Questions to ask before connecting real accounts
Before granting OpenHuman access to email, calendar, documents, chat, repositories, or work tools, ask:
- What exact OAuth scopes does this integration request?
- Can I disconnect it from inside OpenHuman?
- Can I revoke it from the third-party account's security page?
- What data is imported into local memory?
- Are summaries or embeddings generated locally or through a backend?
- Does auto-fetch run continuously?
- Are logs safe to keep?
- What happens to local memory if I disconnect the source?
- Can I delete local memory and vault files if I need to?
The privacy risk is not only the initial connection. It is the ongoing sync, summary, retrieval, and memory behavior after the connection is active.
Red flags
Be cautious if:
- You cannot confirm the download source.
- The release notes mention a serious issue you do not understand.
- You do not know whether your model calls are local or cloud-routed.
- The app asks for broad account access before you have tested it.
- You plan to connect sensitive work accounts on day one.
- You are relying on old screenshots or old install commands.

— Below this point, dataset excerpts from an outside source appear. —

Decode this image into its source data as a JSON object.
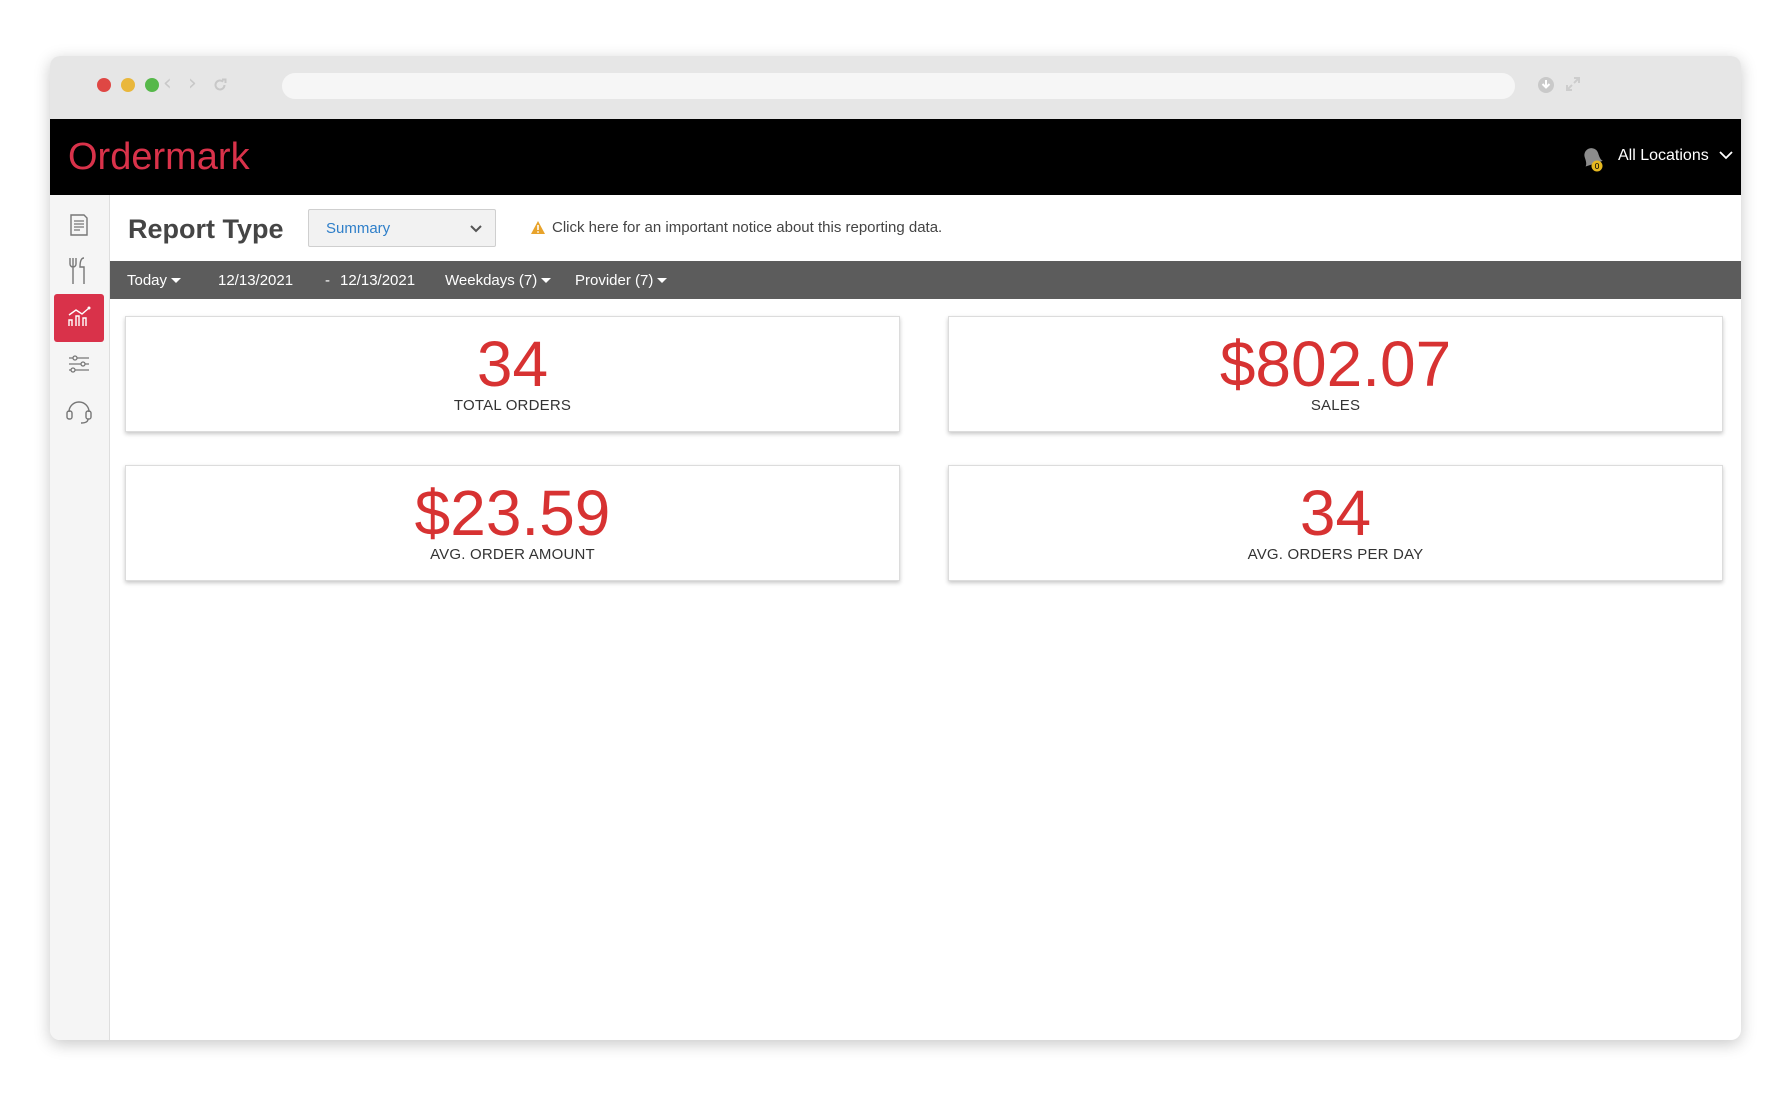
{
  "app": {
    "brand": "Ordermark",
    "location_selector": "All Locations",
    "notification_count": "0"
  },
  "report": {
    "title": "Report Type",
    "type_value": "Summary",
    "notice": "Click here for an important notice about this reporting data."
  },
  "filters": {
    "range": "Today",
    "start_date": "12/13/2021",
    "separator": "-",
    "end_date": "12/13/2021",
    "weekdays": "Weekdays (7)",
    "provider": "Provider (7)"
  },
  "cards": [
    {
      "value": "34",
      "label": "TOTAL ORDERS"
    },
    {
      "value": "$802.07",
      "label": "SALES"
    },
    {
      "value": "$23.59",
      "label": "AVG. ORDER AMOUNT"
    },
    {
      "value": "34",
      "label": "AVG. ORDERS PER DAY"
    }
  ],
  "sidebar": {
    "items": [
      {
        "icon": "receipt-icon"
      },
      {
        "icon": "utensils-icon"
      },
      {
        "icon": "bar-chart-icon",
        "active": true
      },
      {
        "icon": "sliders-icon"
      },
      {
        "icon": "headset-icon"
      }
    ]
  },
  "colors": {
    "brand_red": "#d9324a",
    "metric_red": "#d73232",
    "header_bg": "#000000",
    "filter_bar": "#5c5c5c",
    "link_blue": "#2f7fc9",
    "warning": "#e8a32b"
  }
}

- You need guaranteed offline behavior.
- You cannot explain how to revoke access later.
Bottom line
OpenHuman has real local-first elements, especially around memory and vault-style knowledge storage, but it is not automatically a fully offline private AI assistant. Treat privacy as a setup-specific checklist. Verify the source, start with test data, inspect local and managed routes, enable local AI deliberately, and connect accounts only after you understand the data flow.